Dekhtiarenko Iryna, Ratts Robert B, Blatnik Renata, Lee Lian N, Fischer Sonja, Borkner Lisa, Oduro Jennifer D, Marandu Thomas F, Hoppe Stephanie, Ruzsics Zsolt, Sonnemann Julia K, Mansouri Mandana, Meyer Christine, Lemmermann Niels A W, Holtappels Rafaela, Arens Ramon, Klenerman Paul, Früh Klaus, Reddehase Matthias J, Riemer Angelika B, Cicin-Sain Luka
Department of Vaccinology, Helmholtz Centre for Infection Research, Braunschweig, Germany.
TomegaVax Inc., Portland, Oregon, United States of America.
PLoS Pathog. 2016 Dec 15;12(12):e1006072. doi: 10.1371/journal.ppat.1006072. eCollection 2016 Dec.
Cytomegalovirus (CMV) elicits long-term T-cell immunity of unparalleled strength, which has allowed the development of highly protective CMV-based vaccine vectors. Counterintuitively, experimental vaccines encoding a single MHC-I restricted epitope offered better immune protection than those expressing entire proteins, including the same epitope. To clarify this conundrum, we generated recombinant murine CMVs (MCMVs) encoding well-characterized MHC-I epitopes at different positions within viral genes and observed strong immune responses and protection against viruses and tumor growth when the epitopes were expressed at the protein C-terminus. We used the M45-encoded conventional epitope HGIRNASFI to dissect this phenomenon at the molecular level. A recombinant MCMV expressing HGIRNASFI on the C-terminus of M45, in contrast to wild-type MCMV, enabled peptide processing by the constitutive proteasome, direct antigen presentation, and an inflation of antigen-specific effector memory cells. Consequently, our results indicate that constitutive proteasome processing of antigenic epitopes in latently infected cells is required for robust inflationary responses. This insight allows utilizing the epitope positioning in the design of CMV-based vectors as a novel strategy for enhancing their efficacy.

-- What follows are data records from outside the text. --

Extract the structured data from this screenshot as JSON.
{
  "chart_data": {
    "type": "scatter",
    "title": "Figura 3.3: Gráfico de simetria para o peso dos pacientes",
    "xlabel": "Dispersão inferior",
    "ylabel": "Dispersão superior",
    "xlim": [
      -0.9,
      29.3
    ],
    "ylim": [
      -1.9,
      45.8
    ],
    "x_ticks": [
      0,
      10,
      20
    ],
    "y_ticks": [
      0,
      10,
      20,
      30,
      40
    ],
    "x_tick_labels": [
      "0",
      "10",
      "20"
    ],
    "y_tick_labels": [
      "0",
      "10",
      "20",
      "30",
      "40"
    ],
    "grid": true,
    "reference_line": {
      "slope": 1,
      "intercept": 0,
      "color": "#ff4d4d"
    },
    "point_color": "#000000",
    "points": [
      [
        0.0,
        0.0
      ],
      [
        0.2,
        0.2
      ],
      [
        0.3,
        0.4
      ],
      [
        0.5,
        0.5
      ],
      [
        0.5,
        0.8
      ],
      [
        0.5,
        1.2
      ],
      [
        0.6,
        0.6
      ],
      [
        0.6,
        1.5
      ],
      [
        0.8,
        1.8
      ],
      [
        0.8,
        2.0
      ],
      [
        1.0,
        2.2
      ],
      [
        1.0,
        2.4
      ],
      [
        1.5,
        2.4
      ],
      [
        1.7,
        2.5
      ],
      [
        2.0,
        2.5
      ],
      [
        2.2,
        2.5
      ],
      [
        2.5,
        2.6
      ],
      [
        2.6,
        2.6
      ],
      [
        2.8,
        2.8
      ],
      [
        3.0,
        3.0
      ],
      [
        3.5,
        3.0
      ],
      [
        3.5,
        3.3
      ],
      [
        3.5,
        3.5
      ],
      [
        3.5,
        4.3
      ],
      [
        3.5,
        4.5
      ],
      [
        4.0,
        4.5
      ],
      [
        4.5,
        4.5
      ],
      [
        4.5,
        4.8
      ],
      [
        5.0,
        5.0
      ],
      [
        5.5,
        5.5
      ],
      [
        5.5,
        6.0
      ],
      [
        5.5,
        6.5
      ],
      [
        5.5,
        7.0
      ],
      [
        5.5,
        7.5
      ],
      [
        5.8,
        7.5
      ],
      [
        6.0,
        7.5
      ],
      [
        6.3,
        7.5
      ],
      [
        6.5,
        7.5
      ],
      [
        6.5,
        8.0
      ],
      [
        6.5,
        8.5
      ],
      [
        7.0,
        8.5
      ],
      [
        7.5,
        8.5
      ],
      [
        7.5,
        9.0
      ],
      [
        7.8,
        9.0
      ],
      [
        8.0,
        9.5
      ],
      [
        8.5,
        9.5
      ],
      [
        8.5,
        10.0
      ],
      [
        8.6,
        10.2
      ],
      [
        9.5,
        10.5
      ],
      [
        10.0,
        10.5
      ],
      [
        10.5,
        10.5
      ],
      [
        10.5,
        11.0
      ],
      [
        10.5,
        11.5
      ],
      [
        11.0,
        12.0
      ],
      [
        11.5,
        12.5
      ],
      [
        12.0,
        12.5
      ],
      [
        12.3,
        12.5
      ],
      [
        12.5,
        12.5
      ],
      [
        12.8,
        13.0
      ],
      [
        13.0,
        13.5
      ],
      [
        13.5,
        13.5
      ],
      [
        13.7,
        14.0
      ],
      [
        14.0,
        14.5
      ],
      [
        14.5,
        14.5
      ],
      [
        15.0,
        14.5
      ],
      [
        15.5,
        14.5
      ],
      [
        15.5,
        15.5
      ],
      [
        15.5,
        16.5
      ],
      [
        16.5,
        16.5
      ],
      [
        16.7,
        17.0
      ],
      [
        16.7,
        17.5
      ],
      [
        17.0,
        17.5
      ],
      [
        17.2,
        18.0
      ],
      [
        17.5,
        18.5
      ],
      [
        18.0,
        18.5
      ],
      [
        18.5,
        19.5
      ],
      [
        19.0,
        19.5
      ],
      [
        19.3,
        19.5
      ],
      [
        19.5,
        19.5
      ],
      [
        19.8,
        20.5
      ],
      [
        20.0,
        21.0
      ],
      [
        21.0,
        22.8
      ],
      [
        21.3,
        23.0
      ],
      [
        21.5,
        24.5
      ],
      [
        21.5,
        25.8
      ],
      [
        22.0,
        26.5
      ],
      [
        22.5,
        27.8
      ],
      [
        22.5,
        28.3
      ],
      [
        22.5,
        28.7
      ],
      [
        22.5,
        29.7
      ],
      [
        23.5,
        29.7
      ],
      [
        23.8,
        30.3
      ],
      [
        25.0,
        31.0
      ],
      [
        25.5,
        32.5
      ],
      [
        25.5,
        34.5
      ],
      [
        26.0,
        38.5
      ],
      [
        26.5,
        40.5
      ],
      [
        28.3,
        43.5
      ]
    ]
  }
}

巨细胞病毒(CMV)能引发无与伦比的强大长期T细胞免疫,这使得基于CMV的高度保护性疫苗载体得以开发。与直觉相反,编码单个MHC-I限制性表位的实验性疫苗比那些表达完整蛋白质(包括相同表位)的疫苗提供了更好的免疫保护。为了阐明这一难题,我们构建了在病毒基因内不同位置编码特征明确的MHC-I表位的重组鼠巨细胞病毒(MCMV),并观察到当表位在蛋白质C末端表达时,会产生强烈的免疫反应以及对病毒和肿瘤生长的保护作用。我们使用M45编码的传统表位HGIRNASFI在分子水平上剖析这一现象。与野生型MCMV相比,在M45的C末端表达HGIRNASFI的重组MCMV能够通过组成型蛋白酶体进行肽加工、直接呈递抗原,并大量扩增抗原特异性效应记忆细胞。因此,我们的结果表明,潜伏感染细胞中抗原表位的组成型蛋白酶体加工对于强大的扩增反应是必需的。这一见解使得在基于CMV的载体设计中利用表位定位作为提高其效力的新策略成为可能。